If you've only struggled in the relationship since the depression made an appearance, then you can probably attribute your current problems to the impact and pressures depression puts on everyday living. However, if they predate the depression you might want to consider couples counselling. But if your partner is ill it's NOT the time for couples therapy. A qualified professional would be able to assess when couples counselling would be appropriate.

Remember, doing your best for your partner when times are tough and are vulnerable can really deepen your connection and your relationship can flourish. How often do we hear of a relationship growing in the face of adversity?


3. Depression is not catching

It can feel like it is, though. But there are ways in which you can stay afloat:- Remember you don't have to change your mood to accommodate theirs.- You are allowed to feel happy when they are feeling low. It won't make ANY DIFFERENCE to them but it won't be any fun for you. After all, two depressed heads are much more problematic than one.

When an individual is depressed they often behave in ways that will reflect their mood. They may want to hibernate, stay at home, not get dressed and eat a poor diet. Resist any urge you may have to mimic your partner's behaviour or be tempted to join them on the sofa eating biscuits. Be sensitive, but also go about your normal business.

4.Your feelings matter too

Just because you don't have depression doesn't mean you won't have feelings about your partner and the impact depression will have on your life together. And just because you're not suffering in the same way does not negate your feelings. Your feelings are of equal importance – speaking up about your fears and concerns to loved ones is not disloyal. Remember there is no hierarchy in worrying and acknowledging how you feel in a difficult time. This will help you get through it. You take care of yourself, otherwise you're no good to them.


5. Depression is very commonDepression is not a rare illness, 1 in 3 suffer from mental illness during the course of their life and depression is the common cold of mental health problems. Once you understand this, then you can start to see it in perspective and remember that is manageable and treatable.

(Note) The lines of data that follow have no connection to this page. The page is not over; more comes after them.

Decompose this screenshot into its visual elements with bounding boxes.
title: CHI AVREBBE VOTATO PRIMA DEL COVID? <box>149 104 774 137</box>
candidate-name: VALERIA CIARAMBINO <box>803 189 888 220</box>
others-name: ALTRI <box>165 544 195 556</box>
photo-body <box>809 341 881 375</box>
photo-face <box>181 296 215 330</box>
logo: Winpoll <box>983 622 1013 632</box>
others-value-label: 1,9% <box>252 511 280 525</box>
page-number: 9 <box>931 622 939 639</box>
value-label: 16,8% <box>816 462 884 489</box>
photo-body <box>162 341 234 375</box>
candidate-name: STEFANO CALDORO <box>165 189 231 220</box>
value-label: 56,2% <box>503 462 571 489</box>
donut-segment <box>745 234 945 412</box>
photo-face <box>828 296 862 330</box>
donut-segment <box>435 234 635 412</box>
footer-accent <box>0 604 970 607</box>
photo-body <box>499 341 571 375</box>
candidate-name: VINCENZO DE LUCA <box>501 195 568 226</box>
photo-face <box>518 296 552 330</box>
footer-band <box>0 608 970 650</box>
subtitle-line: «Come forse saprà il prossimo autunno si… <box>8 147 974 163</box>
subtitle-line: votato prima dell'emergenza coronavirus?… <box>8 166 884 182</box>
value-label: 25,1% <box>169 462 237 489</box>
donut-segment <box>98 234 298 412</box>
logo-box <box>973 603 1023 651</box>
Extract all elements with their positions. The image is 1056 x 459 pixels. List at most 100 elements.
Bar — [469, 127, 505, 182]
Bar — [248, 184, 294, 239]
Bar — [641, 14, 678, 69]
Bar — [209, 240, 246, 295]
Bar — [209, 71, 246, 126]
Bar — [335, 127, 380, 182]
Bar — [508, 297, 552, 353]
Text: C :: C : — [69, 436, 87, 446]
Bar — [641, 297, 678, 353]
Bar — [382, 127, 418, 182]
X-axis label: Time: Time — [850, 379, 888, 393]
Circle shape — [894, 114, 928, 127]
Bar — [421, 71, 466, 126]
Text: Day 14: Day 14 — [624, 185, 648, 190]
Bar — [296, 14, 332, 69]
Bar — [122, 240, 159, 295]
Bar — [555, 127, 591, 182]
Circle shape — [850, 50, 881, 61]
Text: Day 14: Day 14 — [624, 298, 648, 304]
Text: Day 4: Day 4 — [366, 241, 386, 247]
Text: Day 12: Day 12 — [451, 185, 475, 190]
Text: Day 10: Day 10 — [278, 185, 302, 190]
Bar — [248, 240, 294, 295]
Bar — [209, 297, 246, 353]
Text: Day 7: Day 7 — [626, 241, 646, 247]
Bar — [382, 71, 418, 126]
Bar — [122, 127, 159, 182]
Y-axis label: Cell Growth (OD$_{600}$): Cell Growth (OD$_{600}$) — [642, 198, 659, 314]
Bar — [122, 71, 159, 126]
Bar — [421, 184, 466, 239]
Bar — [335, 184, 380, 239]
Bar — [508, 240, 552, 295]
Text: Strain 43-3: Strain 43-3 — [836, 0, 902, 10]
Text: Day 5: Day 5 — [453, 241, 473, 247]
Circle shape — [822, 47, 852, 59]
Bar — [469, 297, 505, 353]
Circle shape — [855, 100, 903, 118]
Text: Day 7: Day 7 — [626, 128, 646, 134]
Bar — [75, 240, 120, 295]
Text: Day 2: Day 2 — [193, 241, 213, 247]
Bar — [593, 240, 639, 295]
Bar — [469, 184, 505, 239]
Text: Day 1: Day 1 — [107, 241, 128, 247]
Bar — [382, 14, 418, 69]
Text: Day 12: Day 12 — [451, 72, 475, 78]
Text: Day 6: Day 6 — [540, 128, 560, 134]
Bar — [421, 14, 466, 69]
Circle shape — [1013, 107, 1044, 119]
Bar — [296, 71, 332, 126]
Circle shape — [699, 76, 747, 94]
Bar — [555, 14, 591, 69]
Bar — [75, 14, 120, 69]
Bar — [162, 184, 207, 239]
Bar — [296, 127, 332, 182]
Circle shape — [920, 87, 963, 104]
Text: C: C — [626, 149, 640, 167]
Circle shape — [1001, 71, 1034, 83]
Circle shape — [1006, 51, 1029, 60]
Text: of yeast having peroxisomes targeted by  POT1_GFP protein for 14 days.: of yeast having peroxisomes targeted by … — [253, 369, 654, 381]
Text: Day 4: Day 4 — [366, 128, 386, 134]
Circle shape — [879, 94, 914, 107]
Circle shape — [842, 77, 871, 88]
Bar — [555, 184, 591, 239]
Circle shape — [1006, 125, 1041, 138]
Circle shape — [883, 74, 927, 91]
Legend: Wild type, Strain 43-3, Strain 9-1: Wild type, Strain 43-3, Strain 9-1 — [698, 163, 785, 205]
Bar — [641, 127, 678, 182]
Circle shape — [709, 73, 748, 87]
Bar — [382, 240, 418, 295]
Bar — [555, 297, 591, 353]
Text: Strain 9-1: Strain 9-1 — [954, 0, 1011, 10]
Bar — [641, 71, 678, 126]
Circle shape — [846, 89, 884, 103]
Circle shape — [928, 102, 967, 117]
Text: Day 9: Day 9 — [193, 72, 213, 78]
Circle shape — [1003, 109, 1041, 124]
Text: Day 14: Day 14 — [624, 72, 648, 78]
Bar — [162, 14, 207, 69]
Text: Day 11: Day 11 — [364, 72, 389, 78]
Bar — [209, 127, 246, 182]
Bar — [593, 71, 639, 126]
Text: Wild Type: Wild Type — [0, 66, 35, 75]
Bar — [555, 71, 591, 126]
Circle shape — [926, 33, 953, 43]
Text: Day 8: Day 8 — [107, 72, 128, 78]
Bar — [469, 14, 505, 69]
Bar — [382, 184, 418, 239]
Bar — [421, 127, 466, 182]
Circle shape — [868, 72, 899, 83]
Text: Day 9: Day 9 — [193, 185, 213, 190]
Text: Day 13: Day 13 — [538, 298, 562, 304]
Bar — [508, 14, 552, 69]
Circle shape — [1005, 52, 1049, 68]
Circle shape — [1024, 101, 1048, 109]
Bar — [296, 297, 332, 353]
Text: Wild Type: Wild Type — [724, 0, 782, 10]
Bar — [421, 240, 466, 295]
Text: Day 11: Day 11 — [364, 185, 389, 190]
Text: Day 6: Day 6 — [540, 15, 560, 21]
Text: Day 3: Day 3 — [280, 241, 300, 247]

6. Help is a must (professional and personal)

Depression is a real illness that needs to be treated by a professional. If your partner is not getting him or herself to a psychiatrist or therapist, see if they will agree to you making an initial appointment for them. Proper medical help can really lift a huge burden.

On the personal front, recruit allies – friends and family – to take care of your partner so you can have breaks. Keep in touch with friends and family so that you can have shoulders to lean on – you will need people to listen. It's good to get relief from the world of depression – you CAN get physical distance from it, even though your partner cannot. In fact it is beneficial to you both if you manage to get out. Go to the movies. Have a change of scene. This will help both of you.